Sir John Hill (1714-1775), A Decade of Curious and Elegant Trees and Plants, Drawn After Specimens Received from the East Indies and America.
Sir John Hill (1714-1775)
A Decade of Curious and Elegant Trees and Plants, Drawn After Specimens Received from the East Indies and America.
London: Printed For the Author, 1773
Folio (19 x 13 inches). Ten exceptionally fine engraved and numbered botanical plates with original hand-colour in full. 19th-century half tan calf, marbled paper boards (a bit scuffed at the extremities, hinges weak).
Provenance: with the ink library stamp of Francis Caesar de Tellier, Marquis de Courtanvaux (1718-1781), natural scientist, on the title-page and the verso of the last plate.
First edition, and RARE, by the author of the groundbreaking The Vegetable System. Or, The Internal Structure, and the Life of Plants, 1770-1775 which was "of great importance because it gave for the first time in the vernacular a comprehensive treatment of the plant kingdom, on a lavish scale ... adopting the Linnaean generic names and introducing binary nomenclature" (F.A. Stafleu Linnaeus and the Linnaeans, Utrecht: 1971, p. 210).
The magnificent plates which illustrate the exotic plants so elegantly described, include:
The Cornucopian Shrub, Copianthus Indica" "whose hollow Combs play in the wind, and dance to its least motions, in the sandy deserts of the East Indies";
The Upright Lima Lilly, Alstromeria Pelegrina: "This elegant Plant flowered at Bayswater in May 1771; having been raised from Seeds received from Spain: but its native country is Peru. The Marquis del Ensenada, desirous of seeing the Root of the Lobelia cure Venereal Diseases, applied to me for a quantity. I had permission to direct John Bartram to collect it in America: and among many Seeds, sent in return from Spain, were those which gave this Plant"

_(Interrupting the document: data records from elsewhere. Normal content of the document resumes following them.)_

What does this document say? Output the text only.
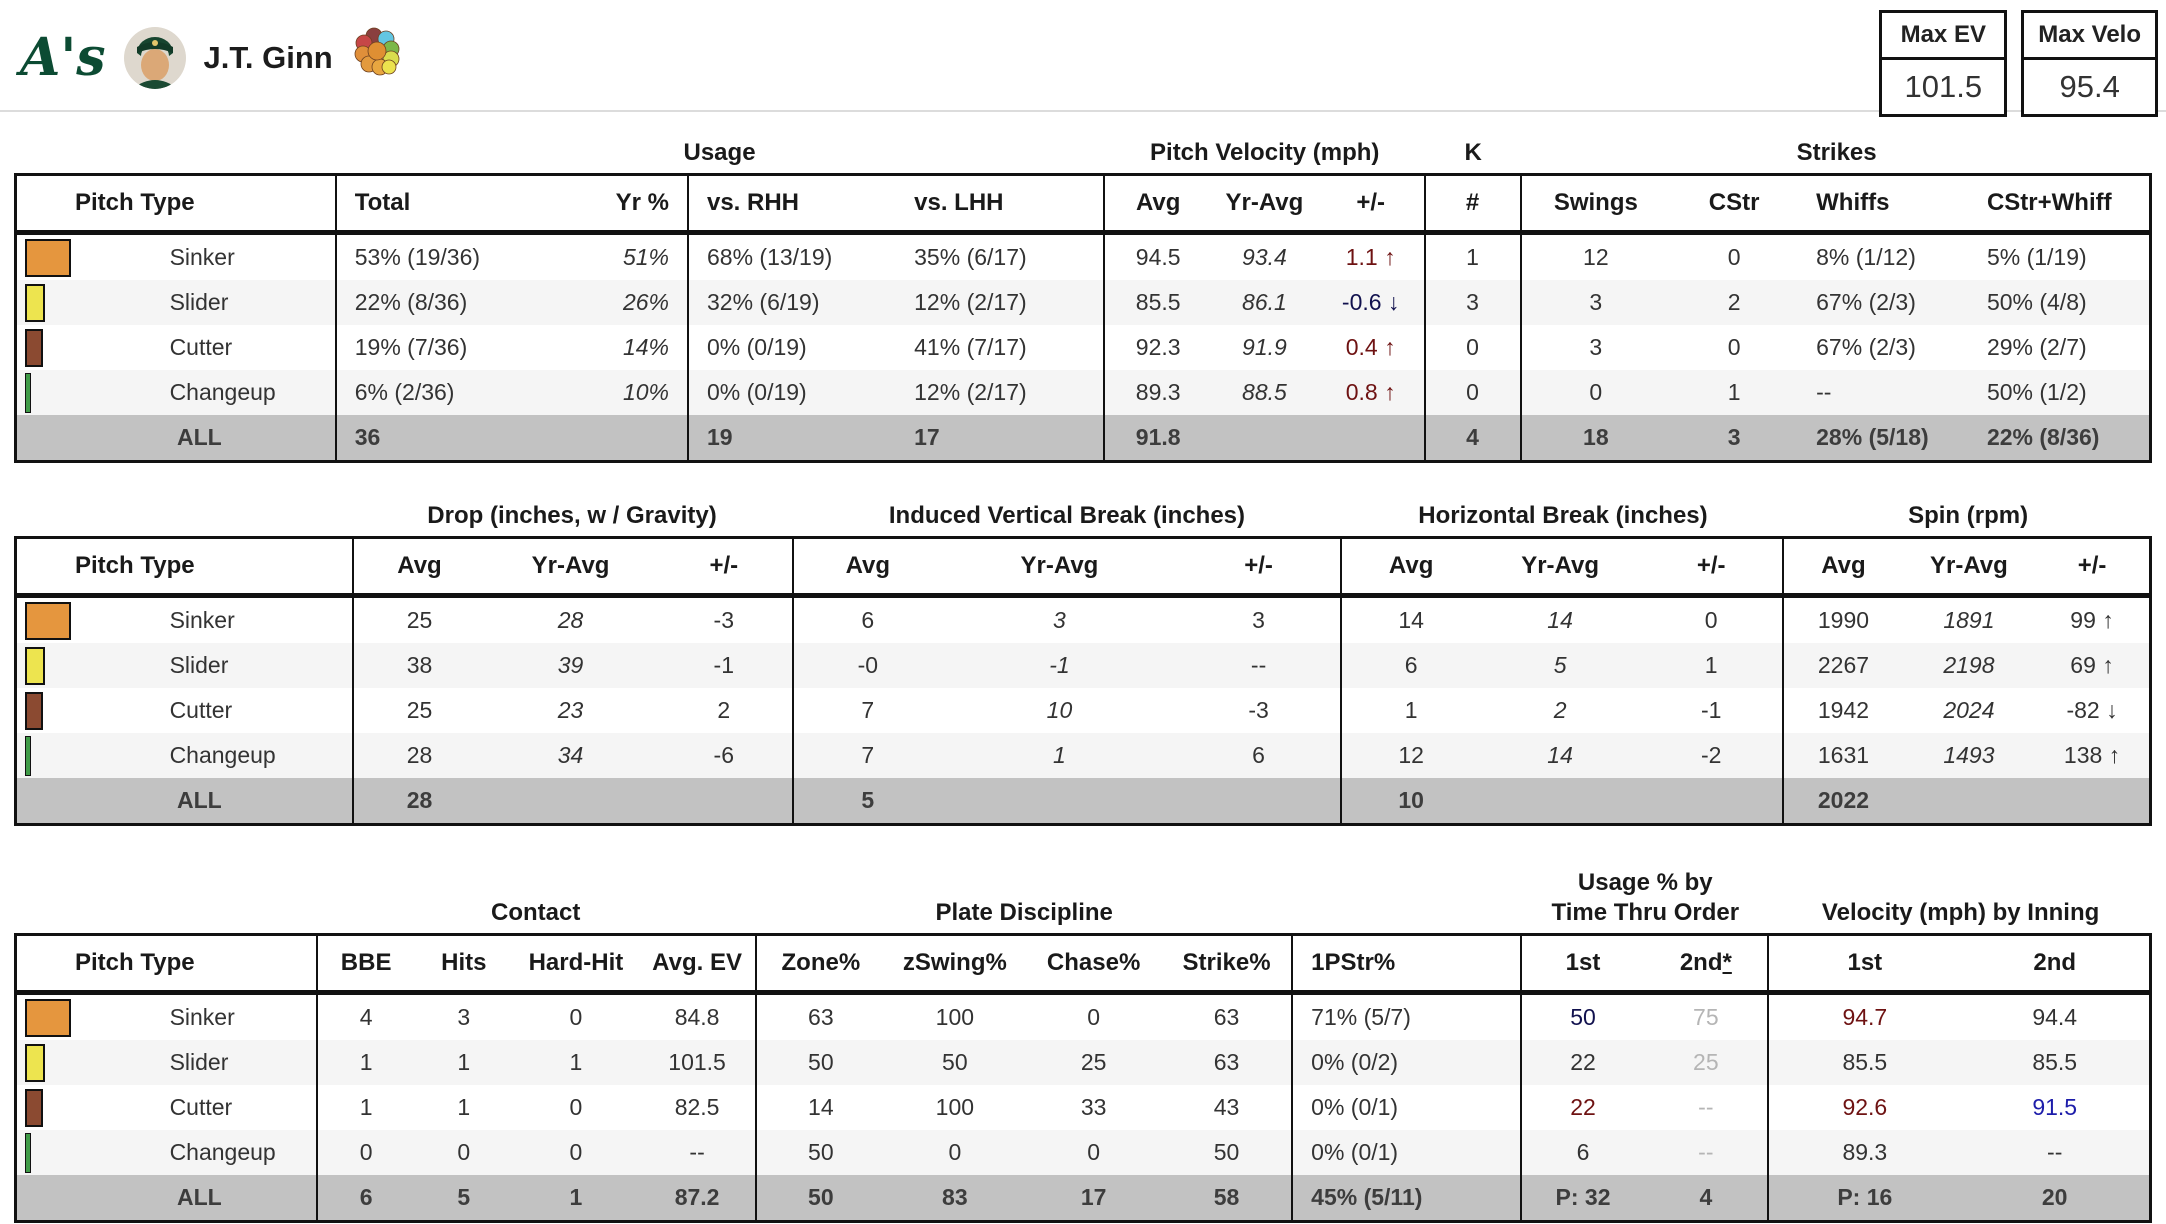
A's	J.T. Ginn
Max EV
101.5
Max Velo
95.4
Usage	Pitch Velocity (mph)	K	Strikes
Pitch Type		Total	Yr %	vs. RHH	vs. LHH	Avg	Yr-Avg	+/-	#	Swings	CStr	Whiffs	CStr+Whiff

	Sinker	53% (19/36)	51%	68% (13/19)	35% (6/17)	94.5	93.4	1.1 ↑	1	12	0	8% (1/12)	5% (1/19)

	Slider	22% (8/36)	26%	32% (6/19)	12% (2/17)	85.5	86.1	-0.6 ↓	3	3	2	67% (2/3)	50% (4/8)

	Cutter	19% (7/36)	14%	0% (0/19)	41% (7/17)	92.3	91.9	0.4 ↑	0	3	0	67% (2/3)	29% (2/7)

	Changeup	6% (2/36)	10%	0% (0/19)	12% (2/17)	89.3	88.5	0.8 ↑	0	0	1	--	50% (1/2)
ALL		36		19	17	91.8			4	18	3	28% (5/18)	22% (8/36)
Drop (inches, w / Gravity)	Induced Vertical Break (inches)	Horizontal Break (inches)	Spin (rpm)
Pitch Type		Avg	Yr-Avg	+/-	Avg	Yr-Avg	+/-	Avg	Yr-Avg	+/-	Avg	Yr-Avg	+/-

	Sinker	25	28	-3	6	3	3	14	14	0	1990	1891	99 ↑

	Slider	38	39	-1	-0	-1	--	6	5	1	2267	2198	69 ↑

	Cutter	25	23	2	7	10	-3	1	2	-1	1942	2024	-82 ↓

	Changeup	28	34	-6	7	1	6	12	14	-2	1631	1493	138 ↑
ALL		28			5			10			2022		
Contact	Plate Discipline
Usage % by
Time Thru Order	Velocity (mph) by Inning
Pitch Type		BBE	Hits	Hard-Hit	Avg. EV	Zone%	zSwing%	Chase%	Strike%	1PStr%	1st	2nd*	1st	2nd

	Sinker	4	3	0	84.8	63	100	0	63	71% (5/7)	50	75	94.7	94.4

	Slider	1	1	1	101.5	50	50	25	63	0% (0/2)	22	25	85.5	85.5

	Cutter	1	1	0	82.5	14	100	33	43	0% (0/1)	22	--	92.6	91.5

	Changeup	0	0	0	--	50	0	0	50	0% (0/1)	6	--	89.3	--
ALL		6	5	1	87.2	50	83	17	58	45% (5/11)	P: 32	4	P: 16	20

The Rose-Apple, Dillenia Indica: "The Tree was more than fourscore feet in heighth, from which my friendly Armenian crop'd this loaded Bough; whose Fruit answer'd the exalted dignity of the Flower; and both well became the firm, and solid aspect of its glossy Leaves... It grows in the high forests of Malabar, and elsewhere in the East Indies; and was covered with Flowers and ripe Fruit at once, at Christmas"
Sensible Wood-Sorrel, Oxalis Sensitiva: "The Indians tell us of a living Plant: and their Priests and Sages speak of it as a miracle; nay, they pretend also to work miracles by its means: raising the dead; as well as giving motion to limbs struck with palsies. The Botanical writers have been at all times acquainted with it; but so perfect Specimens, or so full and rational account of its nature, has not come to Europe, as that which gave origin to the present history"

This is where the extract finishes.